Little is known about its vocalisations, but hissing see see see see calls are given by foraging parties.

== Distribution and habitat ==
Wallace's fairywren is endemic to New Guinea. It is common throughout New Guinea, except on the Huon Peninsula, eastern Sepik-Ramu, and most of the northern parts of the southeastern peninsula. The species inhabits foothill rainforest and secondary growth between elevations of 100-800 m, although they can be found up to elevations of 1,200 m and in lowland plains where there is suitable vegetation.

It is typically found more in trees than in the undergrowth, most commonly from 2-10 m above the ground, but can be found from ground level to 40 m in the canopy. They most commonly inhabit trees with tangles of vines and climbing bamboo at forest edges.

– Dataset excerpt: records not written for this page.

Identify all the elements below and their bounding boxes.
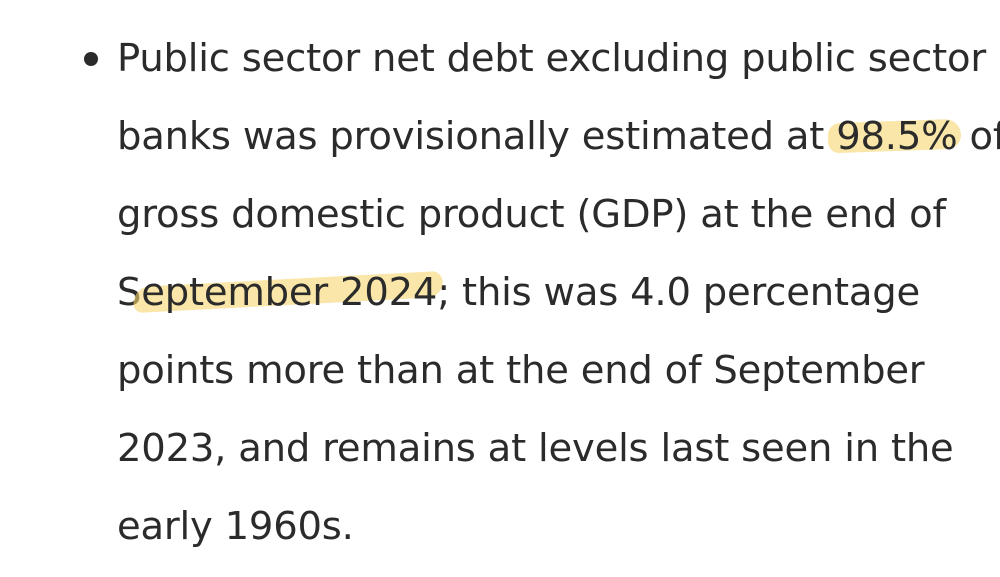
text-line-1: Public sector net debt excluding public … bbox=[117, 36, 986, 81]
bullet-point-icon bbox=[84, 52, 98, 66]
text-line-2-start: banks was provisionally estimated at bbox=[117, 114, 837, 159]
text-line-6: 2023, and remains at levels last seen in… bbox=[117, 426, 954, 471]
highlight-percentage: 98.5% bbox=[827, 107, 962, 167]
text-line-5: points more than at the end of September bbox=[117, 348, 925, 393]
text-line-2: banks was provisionally estimated at 98.… bbox=[117, 107, 1000, 167]
highlight-date: eptember 2024 bbox=[132, 263, 444, 323]
highlighted-percentage-text: 98.5% bbox=[836, 114, 958, 159]
text-line-4-end: ; this was 4.0 percentage bbox=[437, 270, 920, 315]
text-line-2-end: of bbox=[969, 114, 1000, 159]
highlighted-date-text: eptember 2024 bbox=[141, 270, 438, 315]
text-line-7: early 1960s. bbox=[117, 504, 354, 549]
text-line-3: gross domestic product (GDP) at the end … bbox=[117, 192, 946, 237]
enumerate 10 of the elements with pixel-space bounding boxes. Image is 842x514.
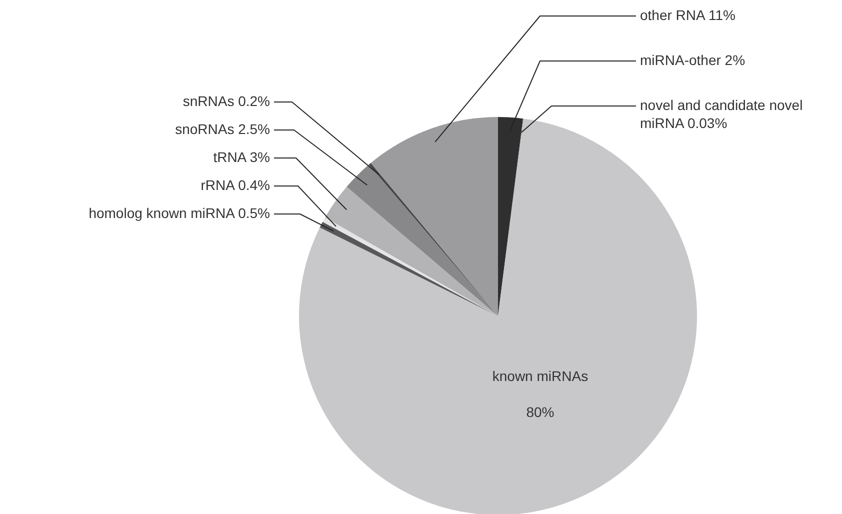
data-label: 80% <box>526 404 554 420</box>
slice-label: snoRNAs 2.5% <box>175 121 270 137</box>
slice-label: tRNA 3% <box>213 149 270 165</box>
slice-label: snRNAs 0.2% <box>182 93 270 109</box>
slice-label: rRNA 0.4% <box>200 177 270 193</box>
slice-label: other RNA 11% <box>640 7 736 23</box>
slice-label: miRNA-other 2% <box>640 52 746 68</box>
slice-label: known miRNAs <box>492 368 588 384</box>
slice-label: novel and candidate novel miRNA 0.03% <box>640 97 803 131</box>
slice-label: homolog known miRNA 0.5% <box>88 205 270 221</box>
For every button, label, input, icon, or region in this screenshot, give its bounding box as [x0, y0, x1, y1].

== Behaviour and ecology ==

=== Breeding ===
Breeding occurs throughout the year, with a peak in September-December. Out of three observed nests, two were attended by three adults each. Nests are domed structures, with a hooded side entrance near the top, and are made out of fine grass, cobwebs, and strips of palm frond, lined with finer fibres and sometimes covered with bits of moss and epiphytes. Nests are placed in vines at a height of 5-10 m above the ground, although one nest was built in a 1-5 m tall shrub at the top of a 30 m tall cliff face. Eggs are thought to be laid in clutches of two. Chicks are fed by both parents once they hatch.

=== Diet ===
Wallace's fairywrens are thought to be mainly insectivorous, feeding on insects and spiders. They forage by gleaning and probing in forest tangles and thickets. It has been known to forage with mixed species flocks, typically in family groups of 4-8 individuals.

== Status ==
Wallace's fairywren is listed as least concern by the IUCN due to its large range and lack of significant population declines. They are common throughout foothill rainforest in their range. However, large-scale clearing of rainforest may be a potential threat.